The above physical properties are all determined by the unique molecular structure of the compound. The existence of atoms such as nitrogen and oxygen in the molecule, as well as the characteristics of functional groups such as fluorobenzyl and aminomethyl groups, together shape the characteristics of its physical properties.

What is the price range for 2-Aminomethy-4- (4-fluorobenzyl) morpholine in the market?

I am not aware of the market price range for "2 - Aminomethy - 4 - (4 - fluorobenzyl) morpholine". The price of this product or a common product that is not widely known is subject to many factors.

First, purity is the key. For high purity, the price must be higher than for low purity. Because purification requires more refined processes and more costs. If used in fine chemical synthesis or pharmaceutical research and development, the purity requirements are strict and the price is high.

Second, supply and demand have a great impact. If demand is strong and supply is limited, the price will rise; conversely, if supply exceeds demand, the price may drop. If many pharmaceutical companies compete to make new drugs at some time, the price will rise.

Third, the source channel is related to the price.
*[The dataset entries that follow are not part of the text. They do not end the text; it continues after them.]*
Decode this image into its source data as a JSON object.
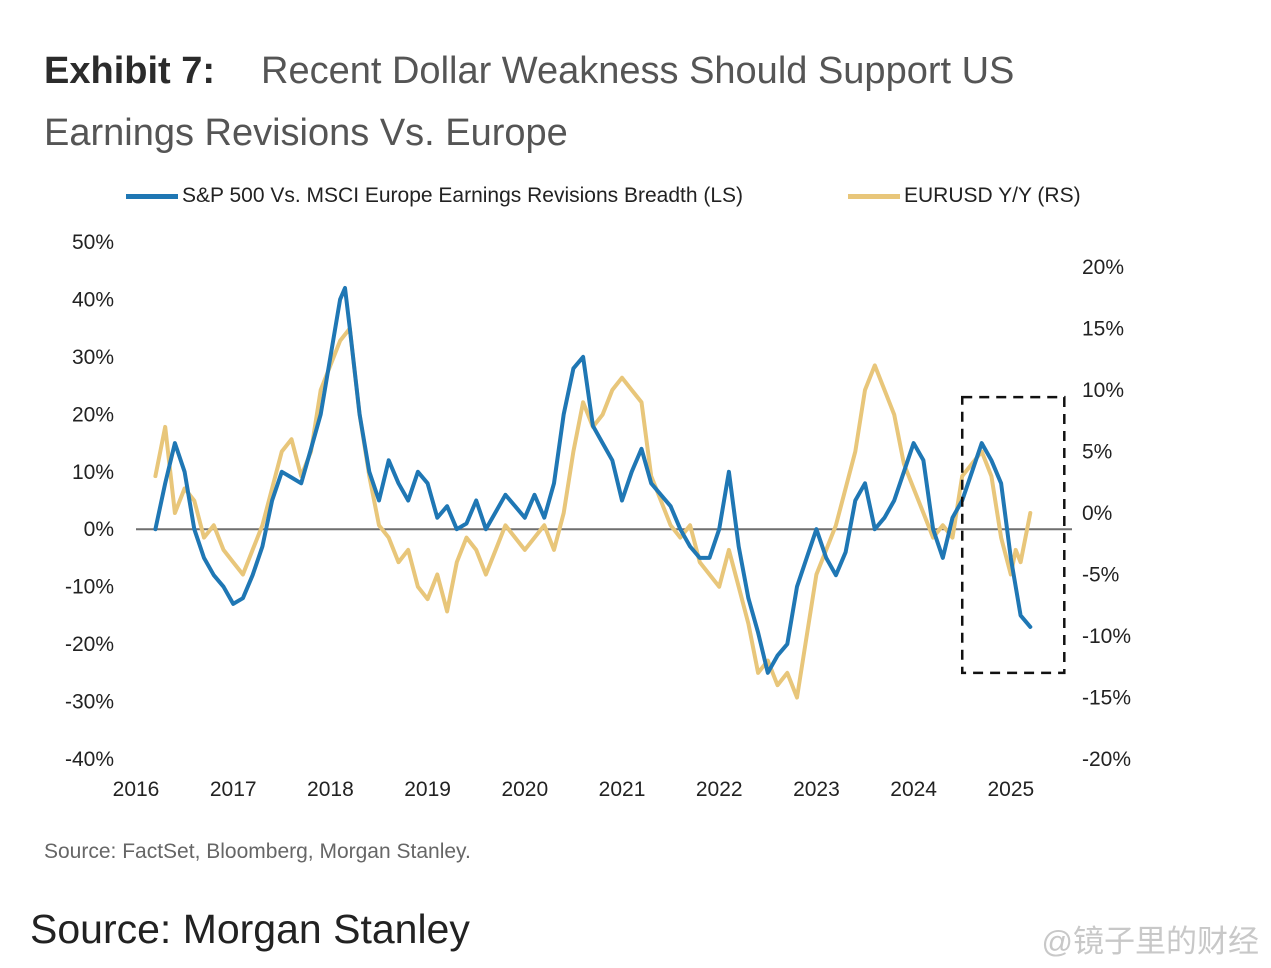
{
  "title": {
    "exhibit": "Exhibit 7:",
    "line1": "Recent Dollar Weakness Should Support US",
    "line2": "Earnings Revisions Vs. Europe"
  },
  "source_note": "Source: FactSet, Bloomberg, Morgan Stanley.",
  "footer": "Source: Morgan Stanley",
  "watermark": "@镜子里的财经",
  "colors": {
    "blue": "#1f77b4",
    "gold": "#e8c67a",
    "zero_line": "#6f6f6f",
    "box": "#111111"
  },
  "chart_data": {
    "type": "line",
    "title": "Recent Dollar Weakness Should Support US Earnings Revisions Vs. Europe",
    "x_ticks": [
      "2016",
      "2017",
      "2018",
      "2019",
      "2020",
      "2021",
      "2022",
      "2023",
      "2024",
      "2025"
    ],
    "x_range": [
      2016.0,
      2025.3
    ],
    "y_left": {
      "ticks": [
        "50%",
        "40%",
        "30%",
        "20%",
        "10%",
        "0%",
        "-10%",
        "-20%",
        "-30%",
        "-40%"
      ],
      "range": [
        -40,
        50
      ]
    },
    "y_right": {
      "ticks": [
        "20%",
        "15%",
        "10%",
        "5%",
        "0%",
        "-5%",
        "-10%",
        "-15%",
        "-20%"
      ],
      "range": [
        -20,
        20
      ]
    },
    "highlight_box": {
      "x_range": [
        2024.5,
        2025.55
      ],
      "y_range": [
        -25,
        23
      ]
    },
    "series": [
      {
        "name": "S&P 500 Vs. MSCI Europe Earnings Revisions Breadth (LS)",
        "axis": "left",
        "color": "#1f77b4",
        "x": [
          2016.2,
          2016.3,
          2016.4,
          2016.5,
          2016.6,
          2016.7,
          2016.8,
          2016.9,
          2017.0,
          2017.1,
          2017.2,
          2017.3,
          2017.4,
          2017.5,
          2017.6,
          2017.7,
          2017.8,
          2017.9,
          2018.0,
          2018.1,
          2018.15,
          2018.2,
          2018.3,
          2018.4,
          2018.5,
          2018.6,
          2018.7,
          2018.8,
          2018.9,
          2019.0,
          2019.1,
          2019.2,
          2019.3,
          2019.4,
          2019.5,
          2019.6,
          2019.7,
          2019.8,
          2019.9,
          2020.0,
          2020.1,
          2020.2,
          2020.3,
          2020.4,
          2020.5,
          2020.6,
          2020.7,
          2020.8,
          2020.9,
          2021.0,
          2021.1,
          2021.2,
          2021.3,
          2021.4,
          2021.5,
          2021.6,
          2021.7,
          2021.8,
          2021.9,
          2022.0,
          2022.1,
          2022.2,
          2022.3,
          2022.4,
          2022.5,
          2022.6,
          2022.7,
          2022.8,
          2022.9,
          2023.0,
          2023.1,
          2023.2,
          2023.3,
          2023.4,
          2023.5,
          2023.6,
          2023.7,
          2023.8,
          2023.9,
          2024.0,
          2024.1,
          2024.2,
          2024.3,
          2024.4,
          2024.5,
          2024.6,
          2024.7,
          2024.8,
          2024.9,
          2025.0,
          2025.1,
          2025.2
        ],
        "values": [
          0,
          8,
          15,
          10,
          0,
          -5,
          -8,
          -10,
          -13,
          -12,
          -8,
          -3,
          5,
          10,
          9,
          8,
          14,
          20,
          30,
          40,
          42,
          35,
          20,
          10,
          5,
          12,
          8,
          5,
          10,
          8,
          2,
          4,
          0,
          1,
          5,
          0,
          3,
          6,
          4,
          2,
          6,
          2,
          8,
          20,
          28,
          30,
          18,
          15,
          12,
          5,
          10,
          14,
          8,
          6,
          4,
          0,
          -3,
          -5,
          -5,
          0,
          10,
          -3,
          -12,
          -18,
          -25,
          -22,
          -20,
          -10,
          -5,
          0,
          -5,
          -8,
          -4,
          5,
          8,
          0,
          2,
          5,
          10,
          15,
          12,
          0,
          -5,
          2,
          5,
          10,
          15,
          12,
          8,
          -5,
          -15,
          -17
        ]
      },
      {
        "name": "EURUSD Y/Y (RS)",
        "axis": "right",
        "color": "#e8c67a",
        "x": [
          2016.2,
          2016.3,
          2016.4,
          2016.5,
          2016.6,
          2016.7,
          2016.8,
          2016.9,
          2017.0,
          2017.1,
          2017.2,
          2017.3,
          2017.4,
          2017.5,
          2017.6,
          2017.7,
          2017.8,
          2017.9,
          2018.0,
          2018.1,
          2018.2,
          2018.3,
          2018.4,
          2018.5,
          2018.6,
          2018.7,
          2018.8,
          2018.9,
          2019.0,
          2019.1,
          2019.2,
          2019.3,
          2019.4,
          2019.5,
          2019.6,
          2019.7,
          2019.8,
          2019.9,
          2020.0,
          2020.1,
          2020.2,
          2020.3,
          2020.4,
          2020.5,
          2020.6,
          2020.7,
          2020.8,
          2020.9,
          2021.0,
          2021.1,
          2021.2,
          2021.3,
          2021.4,
          2021.5,
          2021.6,
          2021.7,
          2021.8,
          2021.9,
          2022.0,
          2022.1,
          2022.2,
          2022.3,
          2022.4,
          2022.5,
          2022.6,
          2022.7,
          2022.8,
          2022.9,
          2023.0,
          2023.1,
          2023.2,
          2023.3,
          2023.4,
          2023.5,
          2023.6,
          2023.7,
          2023.8,
          2023.9,
          2024.0,
          2024.1,
          2024.2,
          2024.3,
          2024.4,
          2024.5,
          2024.6,
          2024.7,
          2024.8,
          2024.9,
          2025.0,
          2025.05,
          2025.1,
          2025.2
        ],
        "values": [
          3,
          7,
          0,
          2,
          1,
          -2,
          -1,
          -3,
          -4,
          -5,
          -3,
          -1,
          2,
          5,
          6,
          3,
          5,
          10,
          12,
          14,
          15,
          8,
          3,
          -1,
          -2,
          -4,
          -3,
          -6,
          -7,
          -5,
          -8,
          -4,
          -2,
          -3,
          -5,
          -3,
          -1,
          -2,
          -3,
          -2,
          -1,
          -3,
          0,
          5,
          9,
          7,
          8,
          10,
          11,
          10,
          9,
          3,
          1,
          -1,
          -2,
          -1,
          -4,
          -5,
          -6,
          -3,
          -6,
          -9,
          -13,
          -12,
          -14,
          -13,
          -15,
          -10,
          -5,
          -3,
          -1,
          2,
          5,
          10,
          12,
          10,
          8,
          4,
          2,
          0,
          -2,
          -1,
          -2,
          3,
          4,
          5,
          3,
          -2,
          -5,
          -3,
          -4,
          0
        ]
      }
    ]
  }
}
Buy directly from the manufacturer, or because there is no intermediate link and the price is excellent; resell through multi-level dealers, each pass, the cost is accumulated, and the price is higher.

Fourth, the market competition situation also plays a role. If there is multiple competition in the market, it is difficult to determine the price range. For the exact price, you can consult a chemical raw material supplier, a pharmaceutical intermediate seller, or a professional chemical product trading platform.